The Department of Art and Art History regards Hunt Gallery as a classroom
offering rich pedagogical experiences to the community. Six or seven
professional exhibitions are scheduled during each academic year, and
MBC student work is shown towards the end of the spring semester and
during May Term.
- Current student work is exhibited regularly throughout
the academic year in Deming Hall. The Deming Alternative Gallery (a hallway
space) is located on the first floor of Deming.
- Many of our studio art graduates become professionally engaged
in the visual arts.

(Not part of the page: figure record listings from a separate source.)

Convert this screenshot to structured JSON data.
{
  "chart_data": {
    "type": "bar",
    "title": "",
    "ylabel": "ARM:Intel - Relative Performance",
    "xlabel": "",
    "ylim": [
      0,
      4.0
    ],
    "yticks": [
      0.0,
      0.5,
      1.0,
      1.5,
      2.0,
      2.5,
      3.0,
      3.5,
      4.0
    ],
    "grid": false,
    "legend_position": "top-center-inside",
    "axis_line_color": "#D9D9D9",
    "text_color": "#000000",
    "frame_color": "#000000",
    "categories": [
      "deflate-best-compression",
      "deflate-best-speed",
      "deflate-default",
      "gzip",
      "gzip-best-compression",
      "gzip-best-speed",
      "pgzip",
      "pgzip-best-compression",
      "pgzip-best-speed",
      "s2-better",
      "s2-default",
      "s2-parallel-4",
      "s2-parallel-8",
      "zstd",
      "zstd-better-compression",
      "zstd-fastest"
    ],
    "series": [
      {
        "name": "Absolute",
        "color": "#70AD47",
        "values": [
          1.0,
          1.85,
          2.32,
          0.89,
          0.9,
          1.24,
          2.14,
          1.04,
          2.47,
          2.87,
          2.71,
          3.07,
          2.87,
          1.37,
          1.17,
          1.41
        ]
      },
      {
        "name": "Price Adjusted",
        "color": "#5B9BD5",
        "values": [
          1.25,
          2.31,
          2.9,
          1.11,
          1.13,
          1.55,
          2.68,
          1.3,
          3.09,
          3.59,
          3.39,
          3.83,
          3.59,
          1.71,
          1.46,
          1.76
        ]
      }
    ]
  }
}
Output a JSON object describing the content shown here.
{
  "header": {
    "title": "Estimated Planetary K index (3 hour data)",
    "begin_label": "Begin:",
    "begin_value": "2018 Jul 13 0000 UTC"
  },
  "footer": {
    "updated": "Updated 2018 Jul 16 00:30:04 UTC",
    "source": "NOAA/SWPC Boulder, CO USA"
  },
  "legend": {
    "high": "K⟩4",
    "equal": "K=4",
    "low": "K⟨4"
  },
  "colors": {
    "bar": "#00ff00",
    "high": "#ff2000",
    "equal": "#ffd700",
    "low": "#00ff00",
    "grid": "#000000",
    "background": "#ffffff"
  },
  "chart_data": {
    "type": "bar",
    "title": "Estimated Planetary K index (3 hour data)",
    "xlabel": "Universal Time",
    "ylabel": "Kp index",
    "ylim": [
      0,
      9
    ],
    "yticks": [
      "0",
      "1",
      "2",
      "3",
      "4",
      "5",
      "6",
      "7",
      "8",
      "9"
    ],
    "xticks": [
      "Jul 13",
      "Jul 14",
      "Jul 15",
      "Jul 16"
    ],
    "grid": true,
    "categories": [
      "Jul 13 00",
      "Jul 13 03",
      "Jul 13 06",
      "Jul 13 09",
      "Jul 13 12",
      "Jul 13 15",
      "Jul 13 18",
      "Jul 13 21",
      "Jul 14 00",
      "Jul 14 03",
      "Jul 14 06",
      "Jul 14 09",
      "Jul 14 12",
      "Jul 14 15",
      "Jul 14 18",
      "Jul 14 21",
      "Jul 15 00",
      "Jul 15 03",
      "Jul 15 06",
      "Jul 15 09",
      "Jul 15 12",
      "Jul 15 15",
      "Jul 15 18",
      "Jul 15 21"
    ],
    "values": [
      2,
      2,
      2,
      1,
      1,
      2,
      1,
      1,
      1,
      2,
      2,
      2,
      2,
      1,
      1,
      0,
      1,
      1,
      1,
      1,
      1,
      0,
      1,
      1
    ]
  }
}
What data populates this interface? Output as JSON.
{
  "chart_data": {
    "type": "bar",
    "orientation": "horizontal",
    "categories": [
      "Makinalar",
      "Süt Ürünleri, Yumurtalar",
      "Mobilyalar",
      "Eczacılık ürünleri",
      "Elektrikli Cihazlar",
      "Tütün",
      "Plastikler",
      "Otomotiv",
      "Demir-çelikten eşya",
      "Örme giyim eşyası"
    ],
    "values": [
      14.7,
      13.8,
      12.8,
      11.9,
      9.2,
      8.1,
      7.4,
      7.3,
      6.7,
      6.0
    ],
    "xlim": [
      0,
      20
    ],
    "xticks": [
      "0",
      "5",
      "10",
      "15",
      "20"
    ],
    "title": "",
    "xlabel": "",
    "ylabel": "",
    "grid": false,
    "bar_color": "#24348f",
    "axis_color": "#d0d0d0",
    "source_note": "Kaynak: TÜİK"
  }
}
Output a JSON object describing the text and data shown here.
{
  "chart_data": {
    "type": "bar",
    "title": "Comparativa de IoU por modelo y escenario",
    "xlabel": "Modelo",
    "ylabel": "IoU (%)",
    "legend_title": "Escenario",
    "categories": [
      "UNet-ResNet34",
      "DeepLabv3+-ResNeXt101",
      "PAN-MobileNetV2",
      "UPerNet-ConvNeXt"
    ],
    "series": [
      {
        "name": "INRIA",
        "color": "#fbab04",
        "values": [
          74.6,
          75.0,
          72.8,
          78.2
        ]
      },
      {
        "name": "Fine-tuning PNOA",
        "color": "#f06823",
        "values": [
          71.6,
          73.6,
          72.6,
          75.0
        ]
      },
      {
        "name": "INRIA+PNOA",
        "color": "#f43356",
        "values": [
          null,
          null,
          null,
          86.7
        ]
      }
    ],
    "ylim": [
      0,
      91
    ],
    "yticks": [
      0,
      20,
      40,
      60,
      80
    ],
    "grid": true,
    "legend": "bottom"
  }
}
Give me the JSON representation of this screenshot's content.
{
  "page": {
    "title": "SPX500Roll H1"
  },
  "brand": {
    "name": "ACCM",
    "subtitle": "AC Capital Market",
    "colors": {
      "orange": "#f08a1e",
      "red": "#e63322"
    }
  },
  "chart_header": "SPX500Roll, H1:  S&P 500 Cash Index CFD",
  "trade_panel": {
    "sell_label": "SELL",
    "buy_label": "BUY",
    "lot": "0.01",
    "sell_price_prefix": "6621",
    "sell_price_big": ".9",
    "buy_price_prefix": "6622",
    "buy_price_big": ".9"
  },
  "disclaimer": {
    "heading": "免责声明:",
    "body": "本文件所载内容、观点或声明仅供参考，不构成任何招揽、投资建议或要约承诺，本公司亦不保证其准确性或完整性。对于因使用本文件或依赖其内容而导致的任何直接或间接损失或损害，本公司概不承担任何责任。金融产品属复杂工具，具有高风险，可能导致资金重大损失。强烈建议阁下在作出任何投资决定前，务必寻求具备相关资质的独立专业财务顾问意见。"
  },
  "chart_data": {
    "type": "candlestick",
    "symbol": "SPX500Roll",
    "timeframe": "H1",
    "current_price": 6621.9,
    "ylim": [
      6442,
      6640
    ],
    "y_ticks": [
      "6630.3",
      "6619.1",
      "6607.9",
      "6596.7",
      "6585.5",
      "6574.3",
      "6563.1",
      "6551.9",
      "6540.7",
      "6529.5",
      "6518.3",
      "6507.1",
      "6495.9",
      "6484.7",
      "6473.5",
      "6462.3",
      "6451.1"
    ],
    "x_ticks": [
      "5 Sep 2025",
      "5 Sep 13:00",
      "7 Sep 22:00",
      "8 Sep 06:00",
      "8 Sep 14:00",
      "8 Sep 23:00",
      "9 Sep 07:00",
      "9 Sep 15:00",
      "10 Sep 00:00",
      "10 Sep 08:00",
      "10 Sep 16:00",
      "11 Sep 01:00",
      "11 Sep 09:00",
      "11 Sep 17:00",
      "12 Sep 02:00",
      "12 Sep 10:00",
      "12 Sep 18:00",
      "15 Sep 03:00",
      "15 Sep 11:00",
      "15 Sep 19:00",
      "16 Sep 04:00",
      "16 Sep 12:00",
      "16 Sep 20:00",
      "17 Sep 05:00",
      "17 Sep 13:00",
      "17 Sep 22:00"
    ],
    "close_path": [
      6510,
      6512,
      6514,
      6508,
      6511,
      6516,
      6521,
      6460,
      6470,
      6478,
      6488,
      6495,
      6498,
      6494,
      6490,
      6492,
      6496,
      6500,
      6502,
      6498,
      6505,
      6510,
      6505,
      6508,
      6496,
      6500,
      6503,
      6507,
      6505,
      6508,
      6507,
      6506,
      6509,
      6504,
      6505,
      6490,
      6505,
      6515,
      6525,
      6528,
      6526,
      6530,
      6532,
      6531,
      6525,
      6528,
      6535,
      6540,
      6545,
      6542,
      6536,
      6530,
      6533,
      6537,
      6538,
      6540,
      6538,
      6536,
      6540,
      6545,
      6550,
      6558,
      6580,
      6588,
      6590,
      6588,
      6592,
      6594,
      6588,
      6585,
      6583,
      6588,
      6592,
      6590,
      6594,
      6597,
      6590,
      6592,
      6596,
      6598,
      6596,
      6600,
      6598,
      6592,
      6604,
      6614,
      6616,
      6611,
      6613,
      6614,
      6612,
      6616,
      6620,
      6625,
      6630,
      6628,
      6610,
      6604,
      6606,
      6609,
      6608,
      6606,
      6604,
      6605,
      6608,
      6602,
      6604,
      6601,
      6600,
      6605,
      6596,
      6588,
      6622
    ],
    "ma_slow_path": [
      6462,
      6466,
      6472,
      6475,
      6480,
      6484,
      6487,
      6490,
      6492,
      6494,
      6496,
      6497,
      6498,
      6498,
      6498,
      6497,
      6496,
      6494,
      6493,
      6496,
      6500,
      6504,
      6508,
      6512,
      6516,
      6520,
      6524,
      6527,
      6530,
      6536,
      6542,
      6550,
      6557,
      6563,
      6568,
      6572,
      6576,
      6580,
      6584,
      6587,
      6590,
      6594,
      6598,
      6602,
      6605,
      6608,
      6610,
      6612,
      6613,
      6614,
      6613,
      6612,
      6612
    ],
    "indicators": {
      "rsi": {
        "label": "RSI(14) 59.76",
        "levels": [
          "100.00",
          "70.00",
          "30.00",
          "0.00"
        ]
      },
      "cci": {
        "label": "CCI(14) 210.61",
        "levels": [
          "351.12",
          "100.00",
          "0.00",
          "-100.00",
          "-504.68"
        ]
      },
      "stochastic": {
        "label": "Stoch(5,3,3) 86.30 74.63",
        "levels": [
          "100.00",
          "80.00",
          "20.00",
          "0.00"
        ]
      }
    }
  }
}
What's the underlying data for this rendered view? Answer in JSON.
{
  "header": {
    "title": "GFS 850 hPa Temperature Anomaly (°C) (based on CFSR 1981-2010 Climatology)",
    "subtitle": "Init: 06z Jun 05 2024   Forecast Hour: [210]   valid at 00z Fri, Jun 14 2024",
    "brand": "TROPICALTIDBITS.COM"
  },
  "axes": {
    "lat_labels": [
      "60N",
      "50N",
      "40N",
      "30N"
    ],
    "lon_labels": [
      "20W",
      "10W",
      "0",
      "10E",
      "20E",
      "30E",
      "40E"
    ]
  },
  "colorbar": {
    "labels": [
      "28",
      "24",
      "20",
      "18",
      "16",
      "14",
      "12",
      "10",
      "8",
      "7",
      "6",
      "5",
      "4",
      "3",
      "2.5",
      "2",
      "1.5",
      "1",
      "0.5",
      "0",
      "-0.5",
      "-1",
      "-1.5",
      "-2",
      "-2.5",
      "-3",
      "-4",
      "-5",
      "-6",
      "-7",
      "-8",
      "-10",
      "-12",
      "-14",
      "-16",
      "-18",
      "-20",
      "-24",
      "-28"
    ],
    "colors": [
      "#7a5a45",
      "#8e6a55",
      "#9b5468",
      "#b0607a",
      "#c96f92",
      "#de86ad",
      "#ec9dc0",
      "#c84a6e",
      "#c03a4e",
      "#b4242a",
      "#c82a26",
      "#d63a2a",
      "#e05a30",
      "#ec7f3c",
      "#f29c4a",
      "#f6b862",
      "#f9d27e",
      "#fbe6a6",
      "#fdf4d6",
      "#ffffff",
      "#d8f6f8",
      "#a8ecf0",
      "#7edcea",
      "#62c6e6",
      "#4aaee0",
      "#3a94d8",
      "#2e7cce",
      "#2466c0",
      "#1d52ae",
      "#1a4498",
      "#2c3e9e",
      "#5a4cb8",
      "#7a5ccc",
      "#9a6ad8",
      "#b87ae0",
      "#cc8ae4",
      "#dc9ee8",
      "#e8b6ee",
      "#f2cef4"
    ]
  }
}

See the “career ideas” section.
- Students are taught the following skills and practices that are essential
in art but that also apply to other life and career areas:
- perceptual skills
- analytical and critical competence
- technical skills related to specific media
- the importance of process
- creative problem-solving
- various means of artistic conceptualization.
- Goals of the studio art major include cultivating informed student-artists
and student-designers who
- embrace the necessity of process
- appreciate the intellectual and practical value of studying art
in the liberal arts context, making interdisciplinary connections;
- analyze and evaluate ideas, making plausible and creative connections,
inferences, and interpretations
- work and think independently
- develop creative and intellectual courage
- comprehend the written word – reading critically; clarifying
and critiquing texts as well as visual work
- make effective oral presentations, using art and design vocabulary
accurately and effectively
- organize time and establish a strong work ethic
- listen carefully; be receptive to criticism
- possess an understanding of important issues in contemporary
art
- respect the importance of the idea of tradition
- respect diverse traditions throughout the history of art
- In 100 and 200 level courses students are taught key elements of the
language of visual form as well as critical thinking, and they explore
various means of conceptualization. Upper-level courses offer opportunities
for individualized experimentation and creative communication — projects
where students construct meaning about themselves and their relationship
to society and culture, and other aspects of the human condition.